- Born: Jacqueline M. Hawkins
- Occupations: Author; illustrator;
- Spouse: Colin Hawkins ​(m. 1968)​
- Children: 2, including Sally Hawkins

= Jacqui Hawkins =

English author and illustrator

Jacqueline M. Hawkins is an English book author and illustrator. She formed a creative partnership with her husband Colin Hawkins, with whom she has illustrated and written over 150 children's books. They are the parents of actress Sally Hawkins.

==Career==
The Hawkins' created The Numberlies book series, for children learning to count; and the Foxy book series, featuring the adventures of Foxy the Fox. The Foxy series was adapted into a cartoon series for television in the 1990s; there are also interactive mobile apps for some of their books.

==Select works==

- Witches (1981)
- Adding Animals (1983)
- Pat the Cat (1983)
- Mig the Pig (1984)
- Jen the Hen (1985)
- Tog the Dog (1986)
- Zug the Bug (1988)
- Terrible, Terrible, Tiger (1987)
- The Wizard's Cat (1987)
- I'm Not Sleepy (1985)
- One, Two, Guess Who? (2001)
- Crocodile Creek (1988)
- Noah Built an Ark One Day (1989)
- Mr. Bear's Plane (1989)
- When I Was One (1990)
- The House that Jack Built (1990)
- Knock!

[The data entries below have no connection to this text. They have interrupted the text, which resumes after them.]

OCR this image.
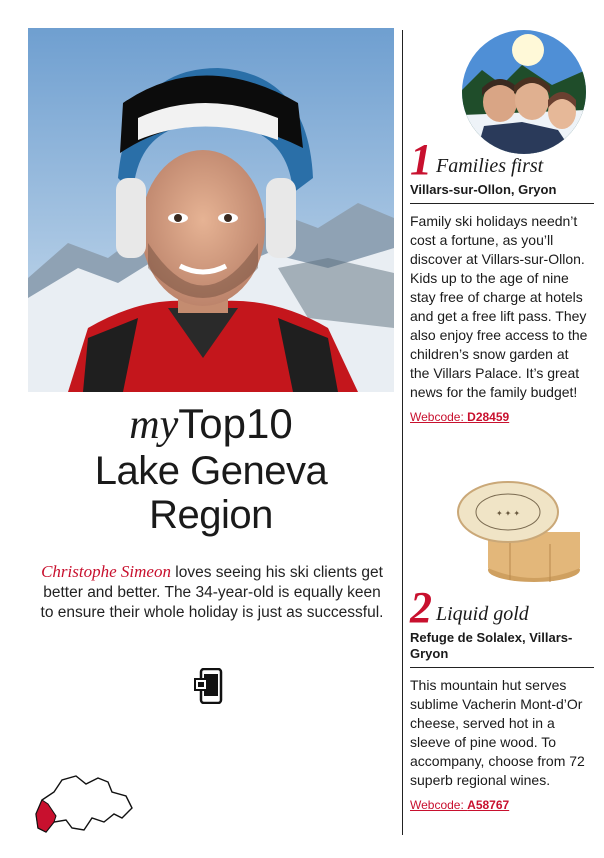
myTop10
Lake Geneva
Region
Christophe Simeon loves seeing his ski clients get better and better. The 34-year-old is equally keen to ensure their whole holiday is just as successful.
1 Families first
Villars-sur-Ollon, Gryon
Family ski holidays needn’t cost a fortune, as you’ll discover at Villars-sur-Ollon. Kids up to the age of nine stay free of charge at hotels and get a free lift pass. They also enjoy free access to the children’s snow garden at the Villars Palace. It’s great news for the family budget!
Webcode: D28459
✦ ✦ ✦
2 Liquid gold
Refuge de Solalex, Villars-Gryon
This mountain hut serves sublime Vacherin Mont-d’Or cheese, served hot in a sleeve of pine wood. To accompany, choose from 72 superb regional wines.
Webcode: A58767
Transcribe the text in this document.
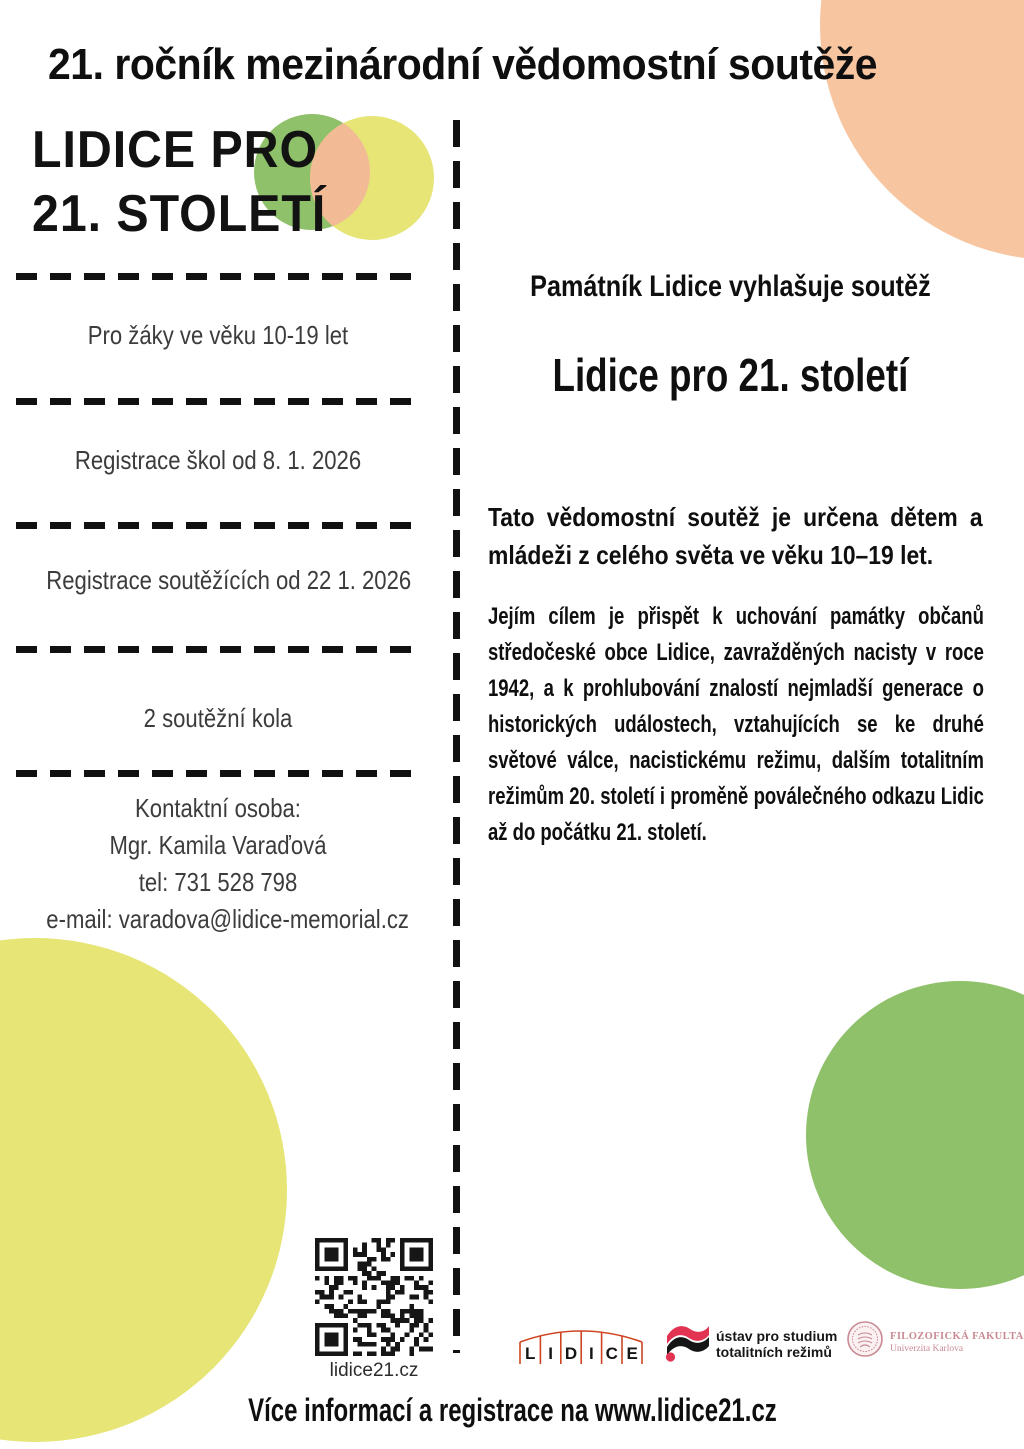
21. ročník mezinárodní vědomostní soutěže
LIDICE PRO
21. STOLETÍ
Pro žáky ve věku 10-19 let
Registrace škol od 8. 1. 2026
Registrace soutěžících od 22 1. 2026
2 soutěžní kola
Kontaktní osoba:
Mgr. Kamila Varaďová
tel: 731 528 798
e-mail: varadova@lidice-memorial.cz
Památník Lidice vyhlašuje soutěž
Lidice pro 21. století

Tato vědomostní soutěž je určena dětem a mládeži z celého světa ve věku 10–19 let.

Jejím cílem je přispět k uchování památky občanů středočeské obce Lidice, zavražděných nacisty v roce 1942, a k prohlubování znalostí nejmladší generace o historických událostech, vztahujících se ke druhé světové válce, nacistickému režimu, dalším totalitním režimům 20. století i proměně poválečného odkazu Lidic až do počátku 21. století.

lidice21.cz
L I D I C E
ústav pro studium
totalitních režimů
FILOZOFICKÁ FAKULTA
Univerzita Karlova

Více informací a registrace na www.lidice21.cz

Knock! (1990)
- Cosmic Cat and the Pink Planet (1988)
- Cosmic Cat and the Space Spider (1988)
- Foxy and the Spots (1995)
- Foxy Goes to Bed (1995)
- Foxy in the Kitchen (1995)
- Foxy Loses His Tail (1995)
- Foxy Plays Hide and Seek (1995)
- Foxy and His Naughty Little Sister (1997)
- Foxy and Friends Go Racing (1998)
- Foxy Bakes Some Cakes (1998)
- Foxy Feels Unwell (2001)
- What's the Time, Mr. Wolf? (1983)
- Mr. Wolf's Week (1985)
- Mr. Wolf's Birthday Surprise (1987)
- Mr. Wolf's Sticker Ticker Time (1997)
- Mr. Wolf's Nursery Time (2005)
- Greedy Goat (1999)
- Daft Dog (1999)
- Crazy Cow (2000)
- Rude Rabbit (2000)
- Bad Bear (2001)
- Happy Horse (2001)
- Hungry Baby (2003)
- Playful Baby (2004)
- Sleepy Baby (2004)
- Soapy Baby (2004)
- Bruno and the New Plane (2003)
- Bruno and the Old Car (2003)
- Pirates Joke Book (2001)
- Vampires Joke Book (2001)
- Aliens Joke Book (2001)
- Pirate's Log: The Diary of Captain Ben Blunder (2001)
- Alien Diaries: Zorb Zork (2001)
- How to Look After Your Hamster (1995)
- How to Look After Your Cat (1982)
- How to Look After Your Rabbit (1995)
- How to Look After Your Dog (1991)
- Here's a Happy Pig (1988)
- Here's a Happy Elephant (1987)
- Here's a Happy Kitten (1996)
- Here's a Happy Puppy (1996)
- The Monsters Go on a Picnic (1984)
- The Monsters Visit Granny (1984)

==Personal life==
She is married to Colin Hawkins. They have two children, actress Sally Hawkins, and Finbar Hawkins, a producer.